Ante esto, la dirigente llamó al gremio a comenzar a organizarse para “ejercer presión” ante las autoridades venezolanas, quienes subrayó fueron impuestas por Estados Unidos, para que de una vez por todas escuche al clamor de los trabajadores y concrete un aumento salarial.
Al respecto, invitó a los enfermeros del país a sumarse a la movilización de este jueves 26 de febrero en el que más de 92 organizaciones sindicales entregarán ante el Ministerio para el Proceso Social de Trabajo un pliego de exigencias de reivindicaciones laborales.
“Llegó el momento de entender que aquí no podemos solos.
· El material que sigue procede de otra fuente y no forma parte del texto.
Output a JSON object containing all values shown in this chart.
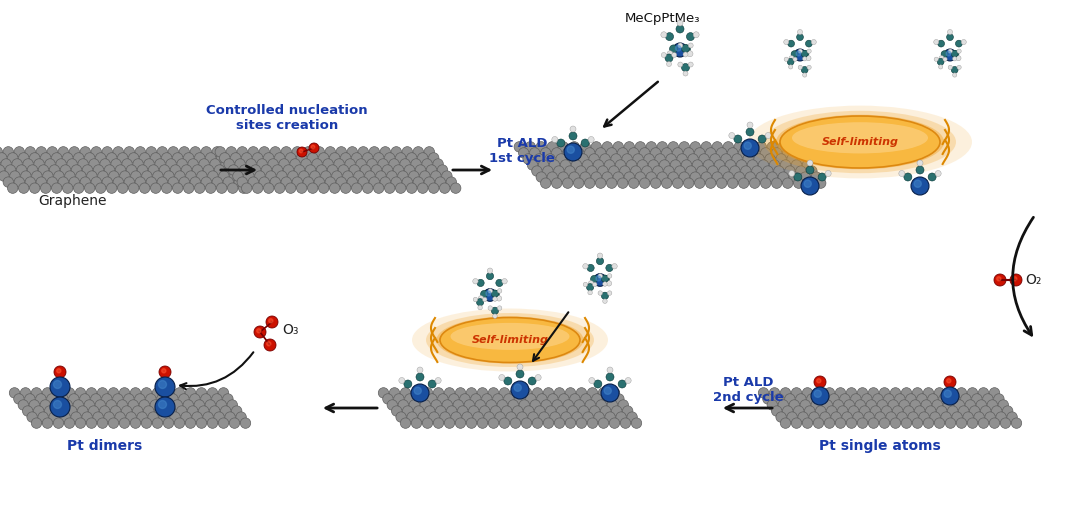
{
  "bg_color": "#ffffff",
  "fig_width": 10.8,
  "fig_height": 5.08,
  "dpi": 100,
  "graphene_color": "#909090",
  "graphene_edge_color": "#606060",
  "pt_color": "#1a4fa0",
  "o_color": "#cc1100",
  "teal_color": "#2a7070",
  "white_atom": "#e8e8e8",
  "self_limiting_fill": "#f5a020",
  "self_limiting_text": "#cc3300",
  "arrow_color": "#111111",
  "blue_text_color": "#1a3aaa",
  "label_graphene": "Graphene",
  "label_nucleation": "Controlled nucleation\nsites creation",
  "label_ptald1": "Pt ALD\n1st cycle",
  "label_mecpptme3": "MeCpPtMe₃",
  "label_self_limiting": "Self-limiting",
  "label_o2": "O₂",
  "label_o3": "O₃",
  "label_ptald2": "Pt ALD\n2nd cycle",
  "label_pt_single": "Pt single atoms",
  "label_pt_dimers": "Pt dimers"
}
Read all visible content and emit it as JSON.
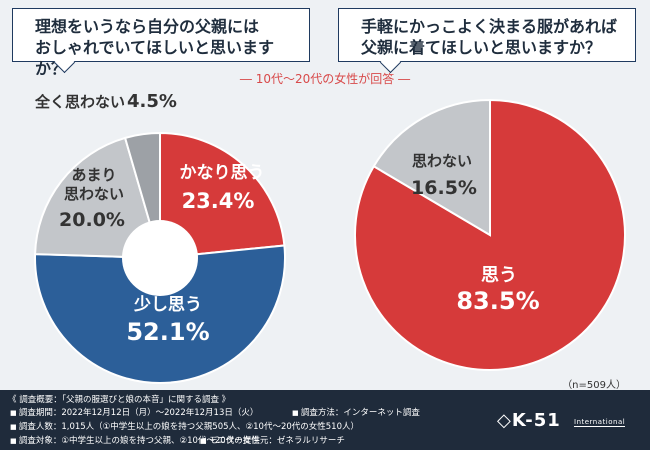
{
  "questions": {
    "q1": "理想をいうなら自分の父親には\nおしゃれでいてほしいと思いますか？",
    "q2": "手軽にかっこよく決まる服があれば\n父親に着てほしいと思いますか？"
  },
  "respondent_note": "― 10代～20代の女性が回答 ―",
  "sample_size": "（n=509人）",
  "chart_data": [
    {
      "type": "pie",
      "style": "donut",
      "categories": [
        "かなり思う",
        "少し思う",
        "あまり思わない",
        "全く思わない"
      ],
      "values": [
        23.4,
        52.1,
        20.0,
        4.5
      ],
      "labels": [
        "かなり思う",
        "少し思う",
        "あまり\n思わない",
        "全く思わない"
      ],
      "value_labels": [
        "23.4%",
        "52.1%",
        "20.0%",
        "4.5%"
      ],
      "colors": [
        "#d63a3a",
        "#2c5f99",
        "#c3c6ca",
        "#9da1a6"
      ]
    },
    {
      "type": "pie",
      "categories": [
        "思う",
        "思わない"
      ],
      "values": [
        83.5,
        16.5
      ],
      "labels": [
        "思う",
        "思わない"
      ],
      "value_labels": [
        "83.5%",
        "16.5%"
      ],
      "colors": [
        "#d63a3a",
        "#c3c6ca"
      ]
    }
  ],
  "footer": {
    "title": "《 調査概要：「父親の服選びと娘の本音」に関する調査 》",
    "period": "調査期間：2022年12月12日（月）～2022年12月13日（火）",
    "method": "調査方法：インターネット調査",
    "count": "調査人数：1,015人（①中学生以上の娘を持つ父親505人、②10代～20代の女性510人）",
    "target": "調査対象：①中学生以上の娘を持つ父親、②10代～20代の女性",
    "provider": "モニター提供元：ゼネラルリサーチ",
    "logo": "◇K-51",
    "logo_sub": "International"
  }
}
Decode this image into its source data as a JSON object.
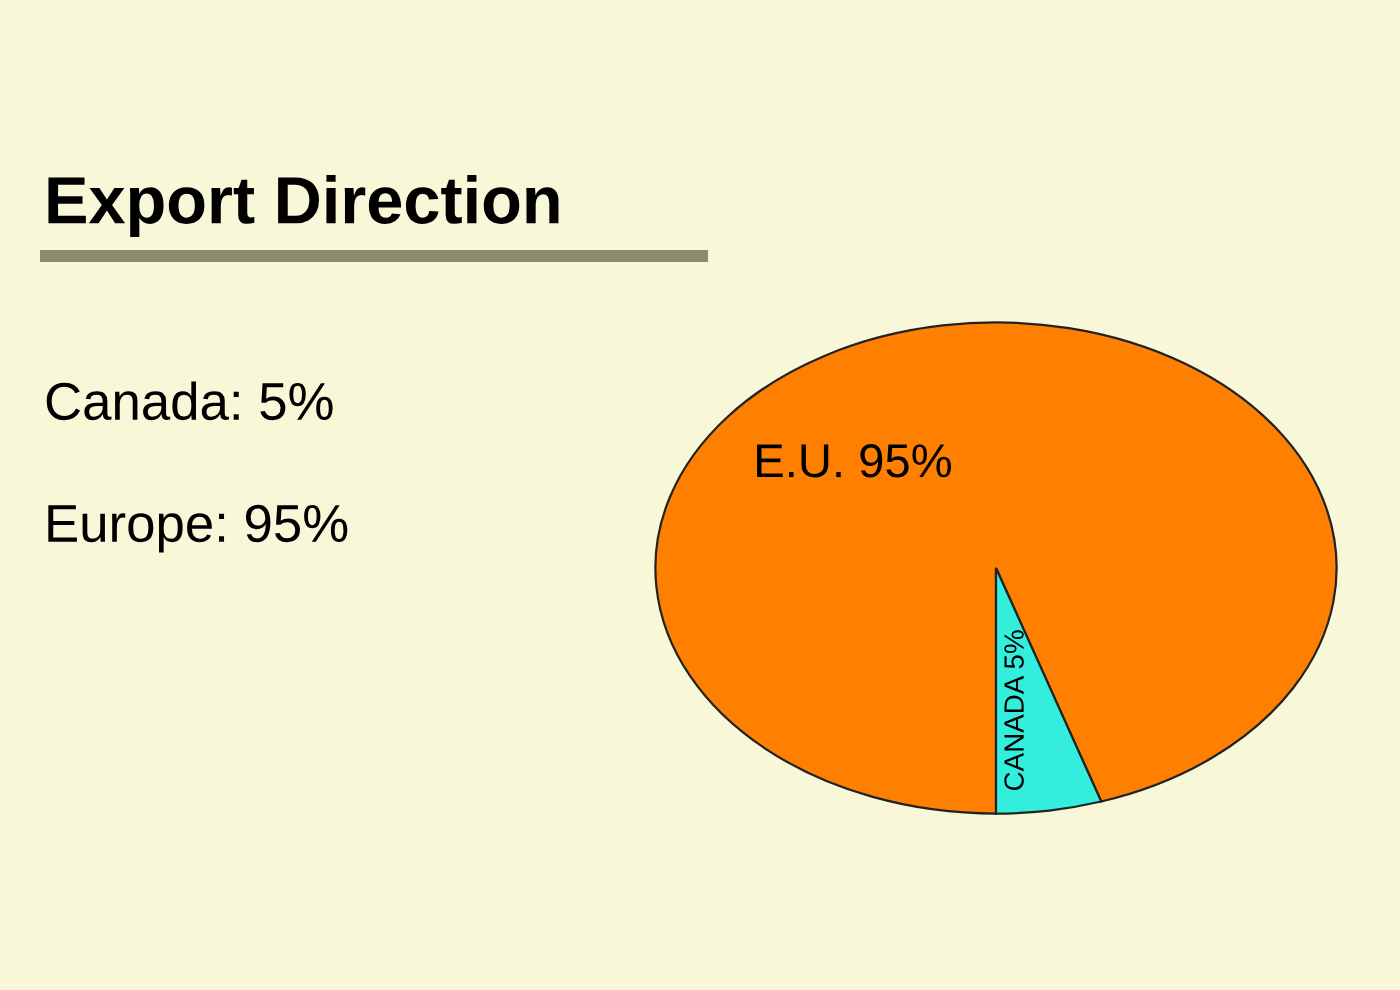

Tenemos que unirnos con otros sectores laborales; el personal de enfermería está sumamente diezmado por el miedo. Sin embargo, tenemos que estar claros que el miedo cambio desde el 3 de enero (…) La realidad es que nosotros en estos momentos tenemos que organizarnos y hacer la presión suficiente para que Delcy Rodríguez cumpla con el artículo 91 constitucional”, sostuvo.
“Las enfermeras estamos como el país, envalentonándose poco a poco (…) Ahorita lo que nos queda es calle y más calle porque estos interinatos solo entienden es con presión de calle”, sentenció.

HABLAN LOS ENFERMEROS
Los enfermeros presentes en la Asamblea Regional Extraordinaria tomaron la palabra y expusieron parte de la situación que día a día viven en sus hogares y lugares de trabajo.
Una enfermera jubilada que reside en El Junquito aseguró que para salir diariamente a las calles a sus quehaceres tiene que “calarse” las malas actitudes de los camioneteros, puesto que solo tiene para pagar la mitad del pasaje. “Por ser jubilado se tiene que soportar mala cara”, dijo.
Otro testimonio, esta vez de una enfermera del Hospital José Gregorio Hernández, conocido como Hospital de los Magallanes de Catia, indicó que de los seis quirófanos que existen en el centro hospitalario, solo funciona uno con el aire acondicionado que fue reparado por los mismos enfermeros. Añadió que el área quirúrgica cuenta con solo 12 trabajadores de los 35 que deberían estar. “Tenemos que ir a la calle, como siempre lo hemos hecho, con los que estén.
Una enfermera del Instituto de Puericultura Pastor Oropeza lamentó que, pese a tener diversos títulos académicos, actualmente su situación salarial es delicada. Afirmó que sale a las calles con zapatos prestados y, en ocasiones, no tiene dinero como alimentarse. “Tenemos que luchar contra ese salario miserable que tenemos, por eso apoyo y respaldo la propuesta de Ana Rosario Contreras”.
Otra enfermera de la Maternidad Concepción Palacios indicó que para mantener a sus hijos tiene dos trabajos, uno de ellos es cuidar a un paciente a domicilio. Destacó que debe pagar servicios públicos y comprar alimentos, lo que la ha llevado a tener al menos cinco años sin comprarse ropa y, en ocasiones, “pedir prestado” para que le alcance el dinero.